Il est inexplicable qu'il se soit laissé damer le pion par le PQ sur le terrain de l'identité. Au printemps dernier, ses conseillers le disaient très préoccupé par la situation du français à Montréal. Après les accommodements raisonnables, il y avait là un créneau très intéressant pour un parti qui cherchait précisément à faire une percée sur l'île.
Pourtant, M. Dumont est demeuré totalement passif quand Pauline Marois a repris l'offensive sur le front linguistique, sous l'oeil approbateur de l'électorat francophone. Trente ans après l'adoption de la Charte de la langue française, il était sidérant d'entendre le leader parlementaire de l'ADQ, Sébastien Proulx, déclarer: «Une langue, ça ne s'impose pas.»
Depuis l'automne, on peut également se demander qui, du premier ministre et du chef de l'opposition, est le plus autonomiste. Alors que les relations entre M. Charest et Stephen Harper ne cessent de se détériorer, M. Dumont est tout miel avec le premier ministre du Canada.
L'économie? Sur ce terrain, M. Charest a déjà une bonne longueur d'avance. Dans le climat d'incertitude actuel, l'expérience est une qualité particulièrement recherchée. Pauline Marois peut toujours faire valoir son passage aux Finances, et François Legault, ses succès en affaires, mais l'ADQ...
La fiscalité?

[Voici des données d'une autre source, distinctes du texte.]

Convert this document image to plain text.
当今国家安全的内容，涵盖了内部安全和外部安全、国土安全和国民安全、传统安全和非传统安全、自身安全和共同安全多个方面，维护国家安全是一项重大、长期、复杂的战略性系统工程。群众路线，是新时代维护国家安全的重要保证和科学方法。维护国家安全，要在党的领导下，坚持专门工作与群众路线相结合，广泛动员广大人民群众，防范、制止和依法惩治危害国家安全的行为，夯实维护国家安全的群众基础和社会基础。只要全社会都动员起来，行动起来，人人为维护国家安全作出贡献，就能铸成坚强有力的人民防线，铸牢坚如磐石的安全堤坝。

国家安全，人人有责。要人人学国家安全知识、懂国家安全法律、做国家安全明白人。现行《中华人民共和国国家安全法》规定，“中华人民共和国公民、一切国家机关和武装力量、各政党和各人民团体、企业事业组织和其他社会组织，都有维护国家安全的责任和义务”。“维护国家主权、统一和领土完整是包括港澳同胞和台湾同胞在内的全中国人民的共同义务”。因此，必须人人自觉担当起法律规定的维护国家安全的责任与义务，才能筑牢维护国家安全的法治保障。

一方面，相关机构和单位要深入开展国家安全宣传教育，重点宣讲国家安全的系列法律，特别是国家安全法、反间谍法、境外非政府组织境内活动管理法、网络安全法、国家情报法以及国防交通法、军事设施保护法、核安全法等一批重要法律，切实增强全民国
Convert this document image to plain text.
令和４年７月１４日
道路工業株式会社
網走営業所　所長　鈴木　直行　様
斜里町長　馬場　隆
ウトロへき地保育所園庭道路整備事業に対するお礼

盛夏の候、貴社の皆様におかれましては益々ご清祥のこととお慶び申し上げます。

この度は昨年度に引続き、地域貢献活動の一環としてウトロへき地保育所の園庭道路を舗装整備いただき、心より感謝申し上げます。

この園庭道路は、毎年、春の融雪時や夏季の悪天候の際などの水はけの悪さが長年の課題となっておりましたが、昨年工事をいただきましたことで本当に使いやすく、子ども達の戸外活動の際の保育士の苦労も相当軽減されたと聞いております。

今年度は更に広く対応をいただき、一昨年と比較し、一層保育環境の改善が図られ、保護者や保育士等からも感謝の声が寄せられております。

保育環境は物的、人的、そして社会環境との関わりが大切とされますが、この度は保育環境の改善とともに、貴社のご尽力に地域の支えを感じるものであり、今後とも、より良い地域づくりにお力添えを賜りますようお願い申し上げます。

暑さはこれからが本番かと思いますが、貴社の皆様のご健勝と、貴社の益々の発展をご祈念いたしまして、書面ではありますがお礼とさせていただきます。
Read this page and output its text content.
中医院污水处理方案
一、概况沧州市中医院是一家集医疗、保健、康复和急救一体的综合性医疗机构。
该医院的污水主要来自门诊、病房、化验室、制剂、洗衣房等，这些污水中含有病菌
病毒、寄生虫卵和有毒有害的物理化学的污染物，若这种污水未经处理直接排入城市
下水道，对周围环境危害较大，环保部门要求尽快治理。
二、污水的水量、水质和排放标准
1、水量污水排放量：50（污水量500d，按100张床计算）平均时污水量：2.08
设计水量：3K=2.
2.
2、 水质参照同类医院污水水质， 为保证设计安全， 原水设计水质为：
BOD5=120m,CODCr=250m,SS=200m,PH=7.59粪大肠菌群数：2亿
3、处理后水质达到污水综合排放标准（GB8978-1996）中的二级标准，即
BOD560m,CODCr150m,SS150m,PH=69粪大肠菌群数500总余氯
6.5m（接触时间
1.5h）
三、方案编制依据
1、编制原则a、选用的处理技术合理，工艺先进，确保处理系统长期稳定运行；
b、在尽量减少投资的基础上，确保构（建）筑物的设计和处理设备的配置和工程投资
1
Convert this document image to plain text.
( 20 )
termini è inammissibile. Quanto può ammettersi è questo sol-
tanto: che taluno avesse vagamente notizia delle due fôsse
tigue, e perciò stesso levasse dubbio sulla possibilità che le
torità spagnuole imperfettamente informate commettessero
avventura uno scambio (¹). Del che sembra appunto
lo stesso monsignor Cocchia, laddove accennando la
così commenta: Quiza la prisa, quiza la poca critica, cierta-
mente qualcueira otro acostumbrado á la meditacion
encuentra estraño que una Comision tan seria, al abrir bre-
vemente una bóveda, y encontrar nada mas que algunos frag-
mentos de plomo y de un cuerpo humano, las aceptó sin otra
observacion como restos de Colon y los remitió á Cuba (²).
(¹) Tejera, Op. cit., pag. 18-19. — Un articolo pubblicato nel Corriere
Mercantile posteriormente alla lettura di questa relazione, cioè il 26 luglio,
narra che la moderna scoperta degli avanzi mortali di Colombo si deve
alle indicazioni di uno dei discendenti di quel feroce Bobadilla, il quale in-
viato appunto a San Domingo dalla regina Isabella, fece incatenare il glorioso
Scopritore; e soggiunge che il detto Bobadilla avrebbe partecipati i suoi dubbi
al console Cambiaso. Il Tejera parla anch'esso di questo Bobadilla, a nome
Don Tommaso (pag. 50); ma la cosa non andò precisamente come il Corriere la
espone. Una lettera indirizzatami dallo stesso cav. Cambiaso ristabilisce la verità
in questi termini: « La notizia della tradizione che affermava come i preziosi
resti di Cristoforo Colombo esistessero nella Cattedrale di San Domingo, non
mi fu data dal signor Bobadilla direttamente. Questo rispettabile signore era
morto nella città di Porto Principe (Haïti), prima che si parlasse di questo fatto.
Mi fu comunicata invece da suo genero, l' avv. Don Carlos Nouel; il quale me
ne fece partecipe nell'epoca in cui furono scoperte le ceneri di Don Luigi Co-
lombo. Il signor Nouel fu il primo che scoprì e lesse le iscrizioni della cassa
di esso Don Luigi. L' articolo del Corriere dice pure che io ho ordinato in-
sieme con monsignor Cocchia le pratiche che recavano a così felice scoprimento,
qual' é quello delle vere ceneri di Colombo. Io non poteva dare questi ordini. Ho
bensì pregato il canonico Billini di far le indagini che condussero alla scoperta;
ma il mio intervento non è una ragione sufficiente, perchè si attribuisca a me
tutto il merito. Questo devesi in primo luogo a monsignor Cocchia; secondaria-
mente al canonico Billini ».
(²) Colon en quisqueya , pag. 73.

Il est vrai que l'ADQ a toujours été un apôtre des baisses d'impôts, mais après avoir déchiré sa chemise quand Monique Jérôme-Forget en a annoncé au printemps dernier, il serait assez gênant d'en réclamer cette année.
De toute manière, à entendre les récents commentaires de Gilles Taillon, l'ADQ semble plutôt à la recherche d'une raison de voter en faveur du prochain budget. Finalement, l'opposition officielle, ce n'est pas si désagréable.